Monday, November 19, 2012

Remembering Through Sands of Time


As the sands of time keeps pouring through the hour glass, I still remember the time.
The love I felt was so divine, that blissful night, it was like no other I had ever felt before.
It was the first time in my life I have ever felt anything so pure and so sweet, nothing in my life time have I ever felt anything like it.
It melted my heart and touched my soul, the love and caring was so real.
The conversation was so nice, a communication as I have never had before, no one has ever talked to me so truthful and kind.
Showing me things, as we went along, I wasn't scared, I felt secure in just knowing you were there.
I felt the love in the deepest part of my soul, with the sweetest music playing as we went along.
We bonded so well in just a few short hours, like no other have I bonded so fast before.
I could not believe this was happening to me, I did not have to question because I knew it was real.
It felt so right being with you that night, and as time has passed I don’t have to wonder or guess, the two I talked too is the best.
So no matter what life brings my way, you are in my heart to stay. You both are now in my heart and in my soul, because what I thought then as one was really two, I have since learned.
I will stand by your sides and support you both in every way, because you both live in my heart, and there you will never part.
I will be there for you as you have been there for me, no matter the distance or the hour; I am your friend and always will be until the end.
I love you with all my heart, to two of my best friends.

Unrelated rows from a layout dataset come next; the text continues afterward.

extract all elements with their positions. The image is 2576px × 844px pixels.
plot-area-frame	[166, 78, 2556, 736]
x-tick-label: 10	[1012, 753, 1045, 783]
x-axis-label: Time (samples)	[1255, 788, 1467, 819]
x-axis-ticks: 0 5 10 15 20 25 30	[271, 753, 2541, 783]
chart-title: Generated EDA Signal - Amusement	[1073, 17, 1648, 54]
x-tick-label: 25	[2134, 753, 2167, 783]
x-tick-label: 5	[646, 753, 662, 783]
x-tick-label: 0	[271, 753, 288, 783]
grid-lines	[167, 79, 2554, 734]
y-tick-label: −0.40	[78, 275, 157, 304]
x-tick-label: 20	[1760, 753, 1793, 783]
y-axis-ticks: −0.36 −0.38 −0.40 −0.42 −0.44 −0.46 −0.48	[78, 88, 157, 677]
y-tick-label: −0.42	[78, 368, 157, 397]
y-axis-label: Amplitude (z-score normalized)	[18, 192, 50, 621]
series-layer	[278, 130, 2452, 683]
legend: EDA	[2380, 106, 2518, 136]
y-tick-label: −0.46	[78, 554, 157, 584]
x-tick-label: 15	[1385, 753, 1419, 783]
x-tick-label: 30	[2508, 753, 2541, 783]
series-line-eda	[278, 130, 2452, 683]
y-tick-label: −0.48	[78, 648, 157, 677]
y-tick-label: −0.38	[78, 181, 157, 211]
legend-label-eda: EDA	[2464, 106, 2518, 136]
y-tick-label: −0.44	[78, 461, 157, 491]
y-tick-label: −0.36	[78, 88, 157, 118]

Wednesday, October 31, 2012

Friends and Heartaches



All I ever tried to be was a friend as you wanted, like no other one to stick closer to you like a sister or brother.
This much I tried to give, with all of my heart and all my soul, someone to stand by you through thick and thin, bad times and the good, sad times and also the happy moments too.  Your joy was my joy too.
I guess, all the love and caring did not matter, as I thought it could, it is still there no matter, or how many times I have been hurt.
I did not ask anything of you, only looked to you for friendship like no other. Although my heart became involved it still did not matter, because I knew you did not care for me the way I cared for you.
I was always honest and true with you from the beginning, I didn't change, and yes I still want the same.
You still mean the world to me, no matter the pain, I will get through given time, I lived like this most of my life, and words are cheap when not said from the heart.  
My love for you will go on endlessly, no matter the circumstances, even if I am the one who gets hurt in the end.
I never wanted you to shut me out of your life completely, because that is not what friendship is all about.
We are friends on my part, and that will never change, because brother or sister you are still in my heart, and from there I will never let you part.